L’attrait des 24 Heures du Mans est plus fort que tout marketing. Audi, Porsche, Ferrari et tous les autres viendraient, vous aussi. Reste à savoir s’il faudrait un châssis unique ou pas. Chaque marque pourrait alors avoir son propre moteur issu de sa gamme, un look identifiable. Si on prend toutes les marques qui montrent un intérêt plus ou moins prononcé pour Le Mans, on a fait le compte, on arrive à une vingtaine. Vous avez conscience de la chose ? Attention, toutes ne viendront pas. Avec tout cela, plus besoin de LMP2 (désolé). On peut même ranger au garage les GTE (même si certains de mes amis pilotes ne vont pas tarder à m’appeler pour me dire que je suis fou) et amener les GT3 au Mans.
Je vais même pousser mon raisonnement plus loin, au risque que vous me preniez une fois de plus pour un fou. Si vous avez beaucoup de marques en LMPi, vous pourriez même faire un championnat uniquement réservé aux prototypes. Vous avez un magnifique championnat mondial GT3 qui s’appelle Intercontinental GT Challenge. Vous réunissez le tout aux 24 Heures du Mans et le tour est joué. Certes, c’est facile à dire dans un simple article, mais avouez que ça aurait de la gueule, non ? Il faut arrêter de vouloir opposer SRO et ACO qui ne sont pas sur les mêmes créneaux. La compétition-client fonctionnera tant que les constructeurs y verront un intérêt financier.
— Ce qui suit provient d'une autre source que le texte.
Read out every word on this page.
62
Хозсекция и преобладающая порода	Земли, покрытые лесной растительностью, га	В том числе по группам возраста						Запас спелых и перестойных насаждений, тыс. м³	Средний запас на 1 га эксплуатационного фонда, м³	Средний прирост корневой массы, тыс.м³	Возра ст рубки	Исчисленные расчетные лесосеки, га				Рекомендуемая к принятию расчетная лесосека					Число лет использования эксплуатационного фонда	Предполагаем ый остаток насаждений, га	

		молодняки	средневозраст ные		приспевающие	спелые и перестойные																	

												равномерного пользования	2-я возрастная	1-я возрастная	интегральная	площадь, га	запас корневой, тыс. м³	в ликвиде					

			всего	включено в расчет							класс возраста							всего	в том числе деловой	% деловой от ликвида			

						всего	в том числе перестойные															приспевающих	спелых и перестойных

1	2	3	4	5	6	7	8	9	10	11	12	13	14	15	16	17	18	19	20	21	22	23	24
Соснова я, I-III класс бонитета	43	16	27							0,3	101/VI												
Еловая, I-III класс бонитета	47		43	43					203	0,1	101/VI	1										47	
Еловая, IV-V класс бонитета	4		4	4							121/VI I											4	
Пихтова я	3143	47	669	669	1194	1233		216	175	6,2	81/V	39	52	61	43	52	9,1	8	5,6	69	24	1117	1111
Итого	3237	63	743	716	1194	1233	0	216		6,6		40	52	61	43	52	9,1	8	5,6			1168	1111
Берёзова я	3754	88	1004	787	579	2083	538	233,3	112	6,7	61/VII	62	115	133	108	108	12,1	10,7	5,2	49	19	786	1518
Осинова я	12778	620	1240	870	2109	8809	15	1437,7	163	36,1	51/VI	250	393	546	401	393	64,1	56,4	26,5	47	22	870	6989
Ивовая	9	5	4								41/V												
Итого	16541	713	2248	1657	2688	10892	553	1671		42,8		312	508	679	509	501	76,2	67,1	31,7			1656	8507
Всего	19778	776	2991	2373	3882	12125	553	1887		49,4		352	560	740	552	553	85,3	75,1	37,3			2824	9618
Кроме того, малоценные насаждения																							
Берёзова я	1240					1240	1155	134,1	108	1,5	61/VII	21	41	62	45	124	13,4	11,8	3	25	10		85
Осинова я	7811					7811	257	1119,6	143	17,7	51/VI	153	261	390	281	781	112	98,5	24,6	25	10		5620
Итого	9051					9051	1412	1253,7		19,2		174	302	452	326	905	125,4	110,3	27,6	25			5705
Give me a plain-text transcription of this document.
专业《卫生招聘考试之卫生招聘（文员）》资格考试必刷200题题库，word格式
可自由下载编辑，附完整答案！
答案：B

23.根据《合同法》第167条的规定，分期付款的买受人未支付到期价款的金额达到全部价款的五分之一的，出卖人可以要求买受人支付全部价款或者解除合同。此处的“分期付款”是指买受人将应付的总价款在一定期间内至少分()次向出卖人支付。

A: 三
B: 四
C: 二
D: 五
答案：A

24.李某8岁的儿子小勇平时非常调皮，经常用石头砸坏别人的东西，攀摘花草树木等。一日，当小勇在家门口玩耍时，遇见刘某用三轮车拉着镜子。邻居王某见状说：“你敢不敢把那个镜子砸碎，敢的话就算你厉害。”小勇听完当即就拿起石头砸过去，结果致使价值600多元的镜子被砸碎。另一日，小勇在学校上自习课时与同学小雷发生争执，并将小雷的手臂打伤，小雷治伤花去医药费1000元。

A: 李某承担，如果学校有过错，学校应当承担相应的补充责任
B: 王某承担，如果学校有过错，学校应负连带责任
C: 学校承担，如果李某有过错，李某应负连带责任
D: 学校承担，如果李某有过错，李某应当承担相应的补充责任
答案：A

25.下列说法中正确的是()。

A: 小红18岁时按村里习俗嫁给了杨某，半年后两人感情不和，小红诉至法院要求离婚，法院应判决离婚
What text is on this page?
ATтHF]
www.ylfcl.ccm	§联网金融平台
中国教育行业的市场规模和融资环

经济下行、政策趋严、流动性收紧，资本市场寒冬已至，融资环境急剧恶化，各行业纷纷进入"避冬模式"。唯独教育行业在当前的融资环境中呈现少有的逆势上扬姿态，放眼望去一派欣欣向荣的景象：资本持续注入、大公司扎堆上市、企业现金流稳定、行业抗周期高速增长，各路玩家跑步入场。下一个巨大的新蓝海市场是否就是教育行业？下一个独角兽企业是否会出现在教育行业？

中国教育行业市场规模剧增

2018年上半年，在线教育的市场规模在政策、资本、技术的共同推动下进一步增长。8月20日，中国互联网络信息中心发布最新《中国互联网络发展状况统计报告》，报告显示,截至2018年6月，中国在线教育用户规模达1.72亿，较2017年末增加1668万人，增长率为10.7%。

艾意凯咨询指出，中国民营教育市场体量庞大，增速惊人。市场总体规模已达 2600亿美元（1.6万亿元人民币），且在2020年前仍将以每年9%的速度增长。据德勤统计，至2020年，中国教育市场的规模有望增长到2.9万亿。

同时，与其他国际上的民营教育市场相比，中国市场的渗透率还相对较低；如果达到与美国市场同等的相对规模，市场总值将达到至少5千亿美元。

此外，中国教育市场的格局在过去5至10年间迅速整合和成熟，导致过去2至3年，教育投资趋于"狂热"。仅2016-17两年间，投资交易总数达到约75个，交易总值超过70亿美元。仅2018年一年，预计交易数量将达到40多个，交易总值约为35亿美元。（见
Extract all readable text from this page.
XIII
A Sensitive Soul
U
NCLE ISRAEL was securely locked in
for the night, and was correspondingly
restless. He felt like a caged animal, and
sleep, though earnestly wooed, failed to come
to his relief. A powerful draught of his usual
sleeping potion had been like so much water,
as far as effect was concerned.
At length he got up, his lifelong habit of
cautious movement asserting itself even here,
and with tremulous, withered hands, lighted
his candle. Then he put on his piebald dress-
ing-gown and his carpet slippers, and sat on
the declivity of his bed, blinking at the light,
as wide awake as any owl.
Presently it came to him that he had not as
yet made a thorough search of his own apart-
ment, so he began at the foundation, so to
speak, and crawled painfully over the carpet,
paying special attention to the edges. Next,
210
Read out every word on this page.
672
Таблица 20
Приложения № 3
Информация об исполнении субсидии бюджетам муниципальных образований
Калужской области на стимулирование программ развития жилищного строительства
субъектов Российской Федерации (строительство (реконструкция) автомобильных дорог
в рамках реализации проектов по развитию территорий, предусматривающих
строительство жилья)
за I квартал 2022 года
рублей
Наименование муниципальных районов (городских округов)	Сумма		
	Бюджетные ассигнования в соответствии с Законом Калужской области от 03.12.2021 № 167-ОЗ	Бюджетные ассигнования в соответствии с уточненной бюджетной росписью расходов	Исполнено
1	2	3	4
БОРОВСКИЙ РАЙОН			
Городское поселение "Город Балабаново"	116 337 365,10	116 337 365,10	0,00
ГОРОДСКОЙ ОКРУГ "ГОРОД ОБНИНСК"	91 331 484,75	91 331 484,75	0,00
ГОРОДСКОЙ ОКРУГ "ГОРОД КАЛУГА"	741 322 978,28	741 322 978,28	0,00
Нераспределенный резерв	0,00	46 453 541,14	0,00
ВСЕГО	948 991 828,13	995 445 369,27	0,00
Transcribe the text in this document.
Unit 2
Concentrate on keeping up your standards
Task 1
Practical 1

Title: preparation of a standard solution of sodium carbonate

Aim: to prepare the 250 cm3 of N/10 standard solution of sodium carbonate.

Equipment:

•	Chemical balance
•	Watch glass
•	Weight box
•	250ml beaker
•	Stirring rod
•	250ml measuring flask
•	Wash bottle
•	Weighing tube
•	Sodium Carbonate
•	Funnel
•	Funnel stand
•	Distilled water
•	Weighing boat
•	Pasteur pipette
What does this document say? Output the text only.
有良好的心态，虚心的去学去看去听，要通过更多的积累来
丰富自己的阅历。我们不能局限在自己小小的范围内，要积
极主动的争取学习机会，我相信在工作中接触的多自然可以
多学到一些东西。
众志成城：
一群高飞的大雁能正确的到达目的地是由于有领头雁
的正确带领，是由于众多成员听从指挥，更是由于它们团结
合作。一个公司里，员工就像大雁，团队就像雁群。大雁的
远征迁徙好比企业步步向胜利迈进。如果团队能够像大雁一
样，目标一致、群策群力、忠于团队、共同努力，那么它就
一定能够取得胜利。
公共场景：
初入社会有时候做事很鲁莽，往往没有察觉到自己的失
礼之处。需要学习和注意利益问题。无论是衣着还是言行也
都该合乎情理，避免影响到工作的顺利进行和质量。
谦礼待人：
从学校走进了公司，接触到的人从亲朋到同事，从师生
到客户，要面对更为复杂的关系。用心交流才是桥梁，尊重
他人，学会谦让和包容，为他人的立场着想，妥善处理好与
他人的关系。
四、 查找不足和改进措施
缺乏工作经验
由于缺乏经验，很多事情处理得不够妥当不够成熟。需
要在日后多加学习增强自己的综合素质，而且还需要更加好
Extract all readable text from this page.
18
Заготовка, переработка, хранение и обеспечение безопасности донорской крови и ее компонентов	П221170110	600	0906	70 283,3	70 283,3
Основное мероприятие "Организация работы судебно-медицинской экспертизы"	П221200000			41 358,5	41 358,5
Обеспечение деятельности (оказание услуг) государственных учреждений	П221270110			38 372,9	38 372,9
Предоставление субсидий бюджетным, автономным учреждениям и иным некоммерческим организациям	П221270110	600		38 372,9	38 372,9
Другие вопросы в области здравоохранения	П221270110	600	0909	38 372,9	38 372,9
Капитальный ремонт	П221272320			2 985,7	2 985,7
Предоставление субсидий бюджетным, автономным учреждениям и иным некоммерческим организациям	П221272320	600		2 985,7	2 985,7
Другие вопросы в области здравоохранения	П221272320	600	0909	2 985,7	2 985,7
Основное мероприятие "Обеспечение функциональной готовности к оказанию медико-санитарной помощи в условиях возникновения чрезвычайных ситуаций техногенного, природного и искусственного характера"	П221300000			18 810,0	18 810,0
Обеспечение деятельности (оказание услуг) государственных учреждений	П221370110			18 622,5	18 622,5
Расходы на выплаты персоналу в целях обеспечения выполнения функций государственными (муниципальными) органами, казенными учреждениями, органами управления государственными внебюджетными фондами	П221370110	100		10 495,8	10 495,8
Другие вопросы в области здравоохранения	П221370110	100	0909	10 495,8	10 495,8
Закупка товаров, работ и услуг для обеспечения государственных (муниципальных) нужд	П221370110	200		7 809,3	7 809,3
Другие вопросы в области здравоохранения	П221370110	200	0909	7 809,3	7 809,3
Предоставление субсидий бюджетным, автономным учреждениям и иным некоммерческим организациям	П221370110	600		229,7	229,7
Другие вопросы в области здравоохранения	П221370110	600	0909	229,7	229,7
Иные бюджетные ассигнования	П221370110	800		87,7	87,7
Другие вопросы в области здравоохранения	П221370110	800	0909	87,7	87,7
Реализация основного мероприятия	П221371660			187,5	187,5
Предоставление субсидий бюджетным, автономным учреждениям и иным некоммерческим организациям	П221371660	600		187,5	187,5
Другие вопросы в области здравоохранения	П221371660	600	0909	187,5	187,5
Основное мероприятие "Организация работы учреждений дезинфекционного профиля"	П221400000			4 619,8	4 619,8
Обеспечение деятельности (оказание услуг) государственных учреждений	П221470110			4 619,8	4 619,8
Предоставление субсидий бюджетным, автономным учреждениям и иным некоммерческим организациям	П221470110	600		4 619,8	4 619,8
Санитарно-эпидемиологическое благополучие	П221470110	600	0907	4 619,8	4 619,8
A une époque où les choses évoluent vite, et pas toujours dans le bon sens, il faut justement avoir du bon sens. Même sans aller dans mon délire, on peut tout de même avoir des championnats LMP et GT très forts. Commençons déjà par avoir des dates différentes entre les championnats majeurs et au diable la F1 et la FE qui n’ont que faire de l’Endurance.
En attendant l’hydrogène, qui selon moi est bien mieux que l’électrique, profitons de voir de beaux plateaux en thermique. Alors, oui je peste quand je vois une Toyota coller 2 tours à une Rebellion et lors de la course suivante, voir la Rebellion mettre 1 tour à une Toyota car on a juste castré cette dernière. Pour moi, ce n’est pas du sport mais il faut préparer l’avenir et cela passe par une (énième) période de transition. Positivons ! L’hybride puis l’hydrogène plutôt que l’électrique, tout ça va dans le bon sens. En France, quand l’hiver est rude, le pays se voit contraint d’acheter de l’électricité à ses voisins européens pour éviter les coupures de courant.
En 1971, Renault proposait une R5 électrique qui avait une autonomie de 110 km contre 430 km au modèle thermique de l’époque. Avec ses 34 batteries au plomb allégé et un temps de recharge de 10 heures, le prix de la R5 électrique était de 18 000 francs (11 957 francs pour la R5 normale). Donc, en 48 ans, on est passé de 110 à environ 350 km (Renault ZOE) ? Désolé mais moi c’est la R5 Turbo que je kiff depuis que je suis gamin et ce même si son taux de CO2 est marqué ‘non communiqué’. Si je veux quelque chose de green, je sors mon Cannondale qui est justement…vert. Pas de bruit, pas de taxe, pas d’émission de CO2 et il faut pédaler pour avancer.